- Uber-effective charter leaders Judy Burton and Dacia Toll took to U.S. News this week to argue that charters and standards go hand in hand. Both reforms grew from the same analysis of and frustration over low-performing American schools. Charter advocates understand that we need to set high expectations for teachers and students; we also know that the Common Core does that, allowing American students everywhere to be ready for college and, more importantly, the world beyond. To be sure, the transition will be difficult at times. But, as Theodore Roosevelt said, “Nothing in the world is worth having or worth doing unless it means effort, pain, difficulty.”
- The New York Times editorial board penned an op-ed last week calling for a stronger school turnaround plan for the city. The impetus for and target of the piece was Mayor de Blasio’s long-anticipated blueprint to rescue struggling schools, which the paper deemed imprecise and almost surely doomed to fail. A prominent feature of the plan is to add wraparound services to low-performing schools over the next three years, including mental health and dental treatment. But because these kids are struggling now, a three-year plan seems tone deaf—especially when the solution has a poor track record. Given how strenuously the current administration is trying to roll back and negate the gains of Bloomberg and Klein, the criticism is deserved.
- The Wall Street Journal reports that, because U.S. students’ math scores are so much lower than foreign students’, some high-profile universities are ranking stateside test takers separately on the Graduate Management Admission Test (GMAT), the assessment used for entry to business schools.
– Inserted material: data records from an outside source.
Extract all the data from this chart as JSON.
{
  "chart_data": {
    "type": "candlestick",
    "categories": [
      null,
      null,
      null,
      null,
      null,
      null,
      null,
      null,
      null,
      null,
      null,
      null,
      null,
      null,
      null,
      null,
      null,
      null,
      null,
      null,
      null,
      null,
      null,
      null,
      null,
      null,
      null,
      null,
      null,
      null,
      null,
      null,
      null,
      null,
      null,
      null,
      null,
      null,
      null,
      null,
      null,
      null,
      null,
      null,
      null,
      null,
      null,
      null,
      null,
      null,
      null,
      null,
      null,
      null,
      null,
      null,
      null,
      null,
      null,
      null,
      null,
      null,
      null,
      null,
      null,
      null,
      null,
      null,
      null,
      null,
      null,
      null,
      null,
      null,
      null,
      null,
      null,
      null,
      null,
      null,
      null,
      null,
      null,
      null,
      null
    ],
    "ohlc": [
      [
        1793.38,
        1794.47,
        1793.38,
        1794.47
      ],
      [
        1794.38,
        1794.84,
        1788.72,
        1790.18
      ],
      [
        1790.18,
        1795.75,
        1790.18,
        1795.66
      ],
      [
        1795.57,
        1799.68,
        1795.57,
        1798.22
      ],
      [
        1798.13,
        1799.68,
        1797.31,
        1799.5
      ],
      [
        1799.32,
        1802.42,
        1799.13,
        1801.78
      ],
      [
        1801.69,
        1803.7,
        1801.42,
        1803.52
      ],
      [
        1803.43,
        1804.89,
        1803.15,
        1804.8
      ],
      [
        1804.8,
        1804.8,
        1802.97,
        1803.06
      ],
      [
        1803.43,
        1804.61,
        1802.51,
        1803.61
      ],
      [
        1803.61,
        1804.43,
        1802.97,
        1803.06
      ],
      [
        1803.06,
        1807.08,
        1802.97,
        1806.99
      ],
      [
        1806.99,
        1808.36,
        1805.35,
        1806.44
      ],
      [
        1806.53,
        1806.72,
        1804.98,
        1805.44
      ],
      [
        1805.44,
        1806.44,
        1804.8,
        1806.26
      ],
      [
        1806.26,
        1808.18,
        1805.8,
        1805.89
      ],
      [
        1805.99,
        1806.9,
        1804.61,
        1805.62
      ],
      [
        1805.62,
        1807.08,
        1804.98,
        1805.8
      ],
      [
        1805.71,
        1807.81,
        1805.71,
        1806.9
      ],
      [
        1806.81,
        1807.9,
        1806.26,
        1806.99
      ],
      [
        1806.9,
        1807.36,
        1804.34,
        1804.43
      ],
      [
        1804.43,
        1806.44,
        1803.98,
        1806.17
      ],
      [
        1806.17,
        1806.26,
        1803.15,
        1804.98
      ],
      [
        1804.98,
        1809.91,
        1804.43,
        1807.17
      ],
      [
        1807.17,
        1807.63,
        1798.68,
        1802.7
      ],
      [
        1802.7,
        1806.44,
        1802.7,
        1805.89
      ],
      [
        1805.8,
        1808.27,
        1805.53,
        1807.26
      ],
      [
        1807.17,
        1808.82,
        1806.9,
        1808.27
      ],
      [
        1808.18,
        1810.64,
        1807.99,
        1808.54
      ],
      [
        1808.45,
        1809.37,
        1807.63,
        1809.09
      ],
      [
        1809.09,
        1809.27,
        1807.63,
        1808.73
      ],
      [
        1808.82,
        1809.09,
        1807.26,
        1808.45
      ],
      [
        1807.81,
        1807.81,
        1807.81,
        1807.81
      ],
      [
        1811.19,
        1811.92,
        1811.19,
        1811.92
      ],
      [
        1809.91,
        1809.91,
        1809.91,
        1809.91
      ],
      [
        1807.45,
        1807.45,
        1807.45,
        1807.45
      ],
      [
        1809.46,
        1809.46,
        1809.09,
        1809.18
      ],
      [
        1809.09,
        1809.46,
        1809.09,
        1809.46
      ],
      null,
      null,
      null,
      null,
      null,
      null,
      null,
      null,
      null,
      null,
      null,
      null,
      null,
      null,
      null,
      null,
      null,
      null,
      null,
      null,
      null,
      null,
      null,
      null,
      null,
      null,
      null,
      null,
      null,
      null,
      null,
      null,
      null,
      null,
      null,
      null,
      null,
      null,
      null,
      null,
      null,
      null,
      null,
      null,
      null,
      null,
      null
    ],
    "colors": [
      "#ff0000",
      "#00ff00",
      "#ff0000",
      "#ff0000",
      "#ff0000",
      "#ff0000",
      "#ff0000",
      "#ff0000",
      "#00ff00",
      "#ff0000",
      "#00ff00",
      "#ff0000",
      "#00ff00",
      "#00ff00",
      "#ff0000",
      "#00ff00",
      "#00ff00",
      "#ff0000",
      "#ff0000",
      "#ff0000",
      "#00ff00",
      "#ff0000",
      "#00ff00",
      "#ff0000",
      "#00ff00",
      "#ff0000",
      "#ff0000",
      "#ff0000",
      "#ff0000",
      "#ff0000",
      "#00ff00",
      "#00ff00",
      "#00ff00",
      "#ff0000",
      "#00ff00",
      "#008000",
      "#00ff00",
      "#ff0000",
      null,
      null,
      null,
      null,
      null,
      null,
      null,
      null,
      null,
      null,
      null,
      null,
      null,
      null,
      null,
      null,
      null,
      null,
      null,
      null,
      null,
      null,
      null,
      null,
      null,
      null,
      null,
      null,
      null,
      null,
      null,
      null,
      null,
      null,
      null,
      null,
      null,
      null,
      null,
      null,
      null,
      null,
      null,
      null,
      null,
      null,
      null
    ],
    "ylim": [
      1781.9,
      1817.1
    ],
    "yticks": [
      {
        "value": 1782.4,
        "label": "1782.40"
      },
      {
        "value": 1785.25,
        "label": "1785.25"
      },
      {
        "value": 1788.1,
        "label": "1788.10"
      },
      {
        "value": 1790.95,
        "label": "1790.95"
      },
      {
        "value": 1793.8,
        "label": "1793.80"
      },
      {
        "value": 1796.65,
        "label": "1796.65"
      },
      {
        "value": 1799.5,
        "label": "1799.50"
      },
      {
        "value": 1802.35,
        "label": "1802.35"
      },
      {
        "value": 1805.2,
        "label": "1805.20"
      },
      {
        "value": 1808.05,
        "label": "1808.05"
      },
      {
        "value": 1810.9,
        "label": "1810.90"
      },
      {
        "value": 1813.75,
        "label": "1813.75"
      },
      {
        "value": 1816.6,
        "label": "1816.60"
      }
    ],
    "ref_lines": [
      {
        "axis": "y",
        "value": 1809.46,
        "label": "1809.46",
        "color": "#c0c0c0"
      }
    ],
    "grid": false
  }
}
Out of a possible 51, Asian students have a mean score of 45. U.S. students? A paltry 35. This sort of feels like affirmative action for all American kids. Not all the news this week is bleak, though; The Washington Post separately says that the math scores of our Hispanic students are going up. So, yes, we continue to make progress with our disadvantaged students, but we need to learn to walk and chew gum and make more progress at the top end, too.
- Last week’s huge GOP surge means an altered education-policy landscape, both nationally and in the states, says Education Week. Congressional Republicans, who now have majorities in the House and Senate, announced an aggressive plan to overhaul No Child Left Behind, among other things. And newly elected state Republicans, who are in complete control in almost half of the states in the country, are sure to further conservative ed reforms, especially school choice programs. None of this is new to Gadfly readers, but it’s worth repeating: A strong year for school reform is on the horizon.